As duas histórias que se seguem não explicam nada. Limitam-se a mostrar. E é por isso que ficam.
Um jantar que ninguém esqueceu
O restaurante estava quase cheio. Conversas cruzadas, talheres a bater nos pratos, o ruído normal de uma noite comum. Quando o filho entrou com o pai, muitos repararam no andar lento do velho e nas mãos trémulas agarradas ao braço do filho.
Sentaram-se. O pai tentava comer, mas a colher tremia, a comida caía, o copo quase se virava. Alguns clientes desviaram o olhar. Outros ficaram a observar, em silêncio.
O filho parecia não notar nada. Limpava o pai com o guardanapo, cortava a comida em pedaços pequenos, aproximava o prato, esperava. Ajudava com naturalidade, sem pressa, sem qualquer sinal de embaraço.
A certa altura, a colher caiu ao chão. O som ecoou pela sala. O filho apanhou-a, pediu outra ao empregado de mesa e continuou a refeição como se nada tivesse acontecido.
Pouco a pouco, o ambiente mudou. As conversas abrandaram. Algumas pessoas já não comiam: observavam apenas.
No fim, o filho pediu a conta. O dono do restaurante aproximou-se, mas não lha entregou.
— Hoje não — disse simplesmente. — Hoje fui eu que aprendi.
Quando pai e filho se levantaram para sair, alguém começou a bater palmas. Depois outro. Em segundos, todo o restaurante estava de pé, a aplaudir em silêncio.
O pai não percebeu bem porquê. O filho apertou-lhe o braço e seguiram caminho.
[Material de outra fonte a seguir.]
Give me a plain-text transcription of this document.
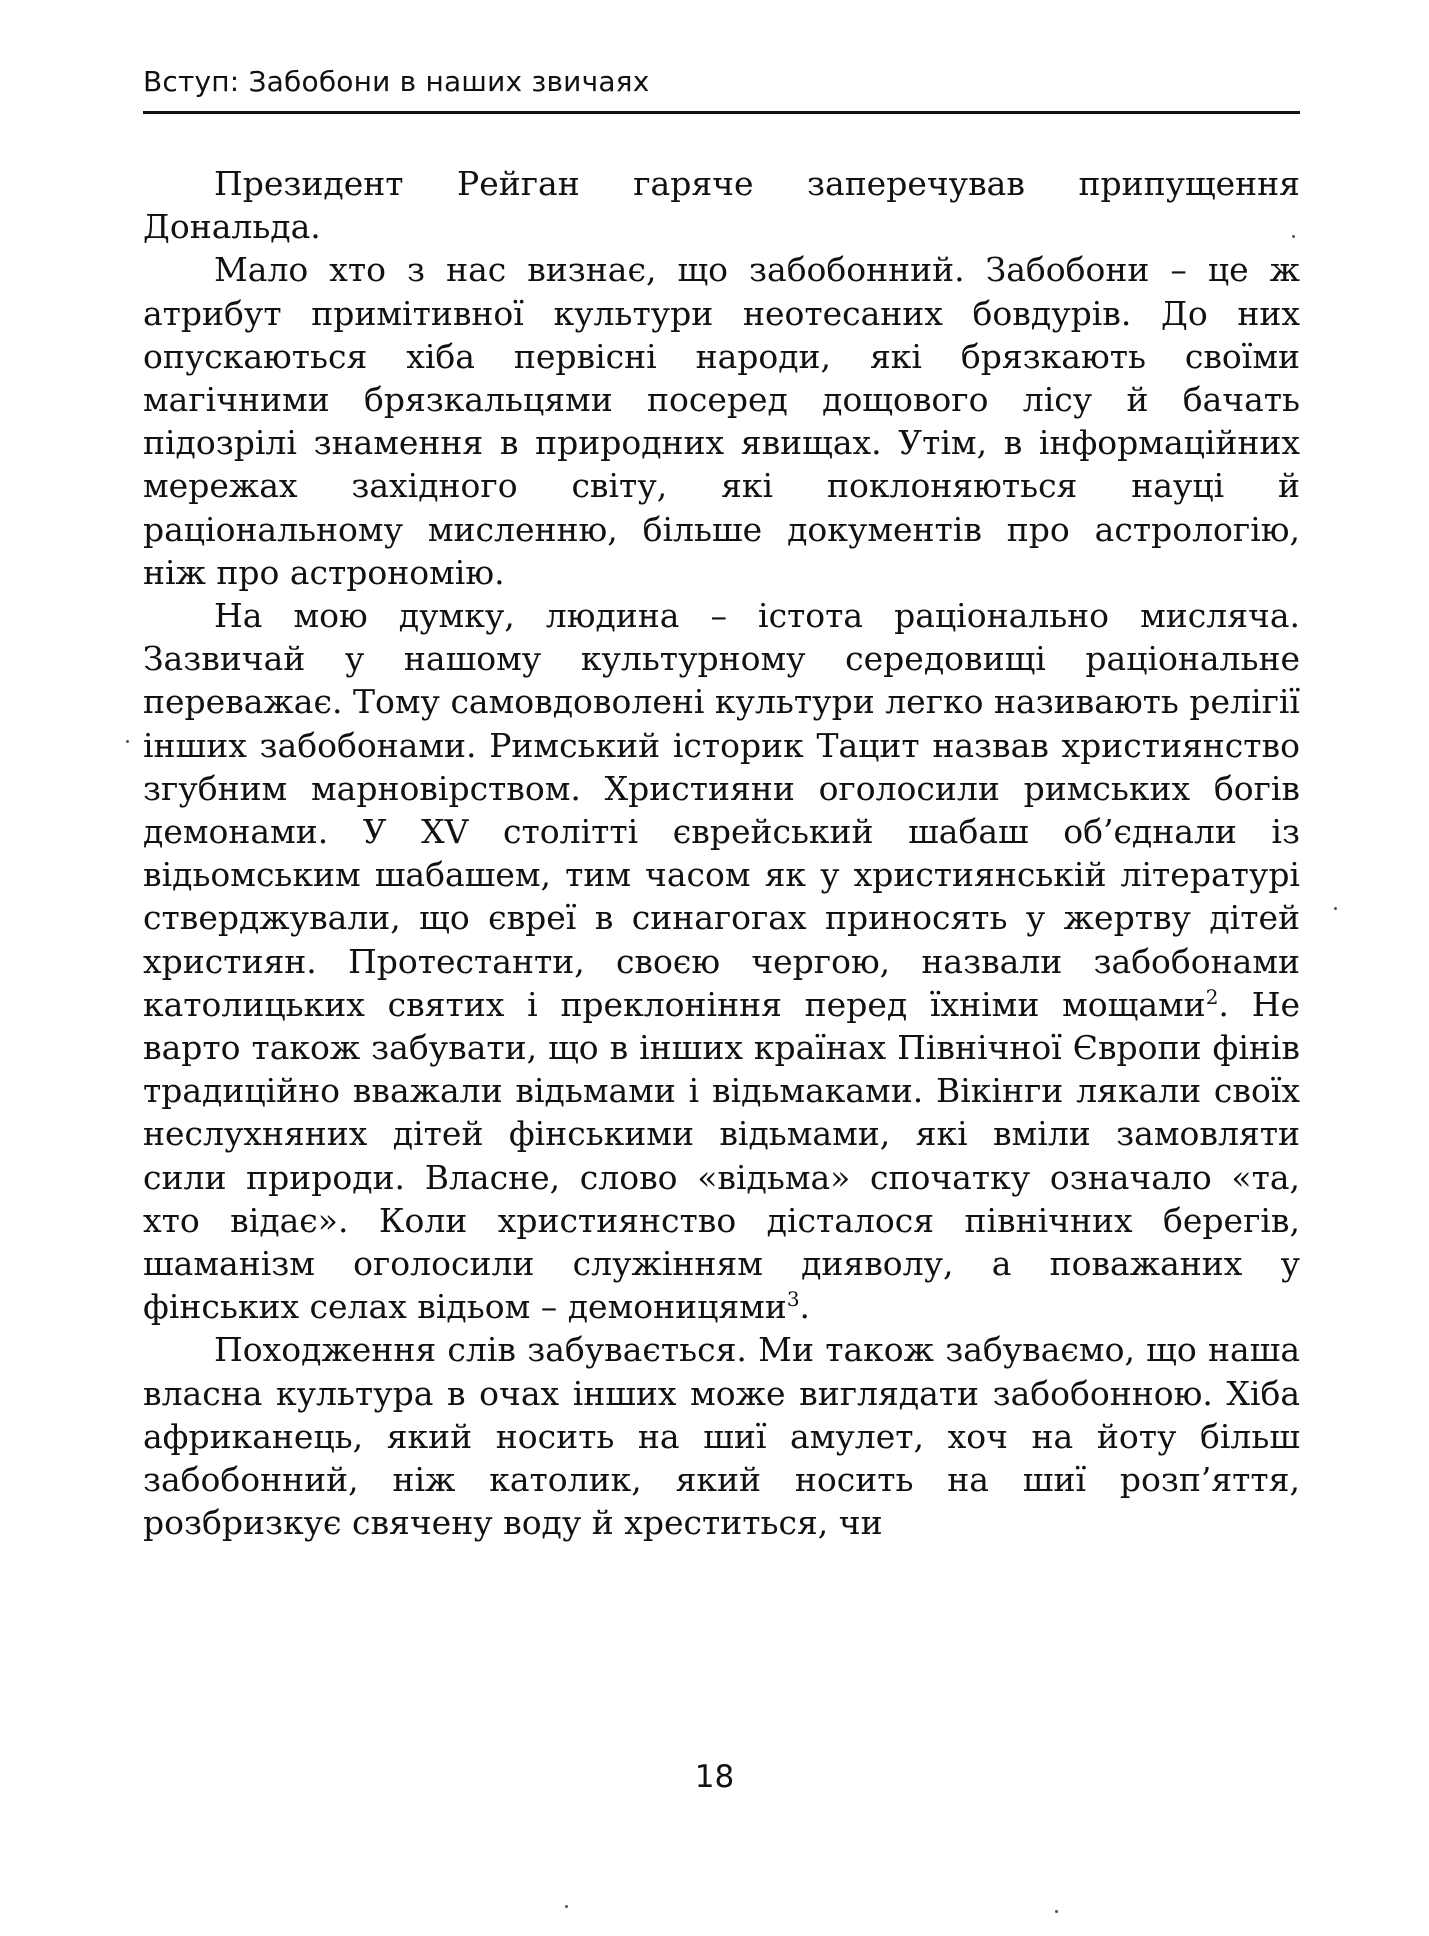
Вступ: Забобони в наших звичаях

Президент Рейган гаряче заперечував припущення Дональда.

Мало хто з нас визнає, що забобонний. Забобони – це ж атрибут примітивної культури неотесаних бовдурів. До них опускаються хіба первісні народи, які брязкають своїми магічними брязкальцями посеред дощового лісу й бачать підозрілі знамення в природних явищах. Утім, в інформаційних мережах західного світу, які поклоняються науці й раціональному мисленню, більше документів про астрологію, ніж про астрономію.

На мою думку, людина – істота раціонально мисляча. Зазвичай у нашому культурному середовищі раціональне переважає. Тому самовдоволені культури легко називають релігії інших забобонами. Римський історик Тацит назвав християнство згубним марновірством. Християни оголосили римських богів демонами. У XV столітті єврейський шабаш об’єднали із відьомським шабашем, тим часом як у християнській літературі стверджували, що євреї в синагогах приносять у жертву дітей християн. Протестанти, своєю чергою, назвали забобонами католицьких святих і преклоніння перед їхніми мощами$^2$. Не варто також забувати, що в інших країнах Північної Європи фінів традиційно вважали відьмами і відьмаками. Вікінги лякали своїх неслухняних дітей фінськими відьмами, які вміли замовляти сили природи. Власне, слово «відьма» спочатку означало «та, хто відає». Коли християнство дісталося північних берегів, шаманізм оголосили служінням дияволу, а поважаних у фінських селах відьом – демоницями$^3$.

Походження слів забувається. Ми також забуваємо, що наша власна культура в очах інших може виглядати забобонною. Хіба африканець, який носить на шиї амулет, хоч на йоту більш забобонний, ніж католик, який носить на шиї розп’яття, розбризкує свячену воду й хреститься, чи

18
A tigela que ninguém queria herdar
Quando o pai já não conseguiu viver sozinho, foi morar com o filho. No início, sentava-se à mesa com todos. Mas os tremores aumentaram, a comida caía, um prato partiu-se.
— É melhor assim — disse a nora, colocando-lhe a comida numa tigela de madeira. — Não se parte.
O velho passou a comer à parte, num canto da cozinha. Não protestava. Baixava os olhos e comia devagar.
O neto, ainda pequeno, observava tudo.
Um dia, o pai encontrou o filho sentado no chão da sala, a brincar com pedaços de madeira. Estava concentrado, a construir alguma coisa.
— O que estás a fazer? — perguntou-lhe.
— Uma tigela.
— Uma tigela? Para quê?
O miúdo respondeu com toda a naturalidade:
— Para ti, pai. Para quando fores velho e comeres sozinho, como o avô.
O silêncio instalou-se na sala. O pai olhou para o filho, depois para o avô, depois para a tigela de madeira.
Nessa noite, o velho voltou a sentar-se à mesa. A tigela foi retirada. Ninguém fez discursos.
O menino nunca acabou a sua.
Na Festa da Sagrada Família, talvez valha a pena perguntarmo-nos menos o que dizemos aos nossos filhos e mais o que os nossos gestos lhes estão a ensinar.
Porque, na família, aprende-se sobretudo pelo que se vê.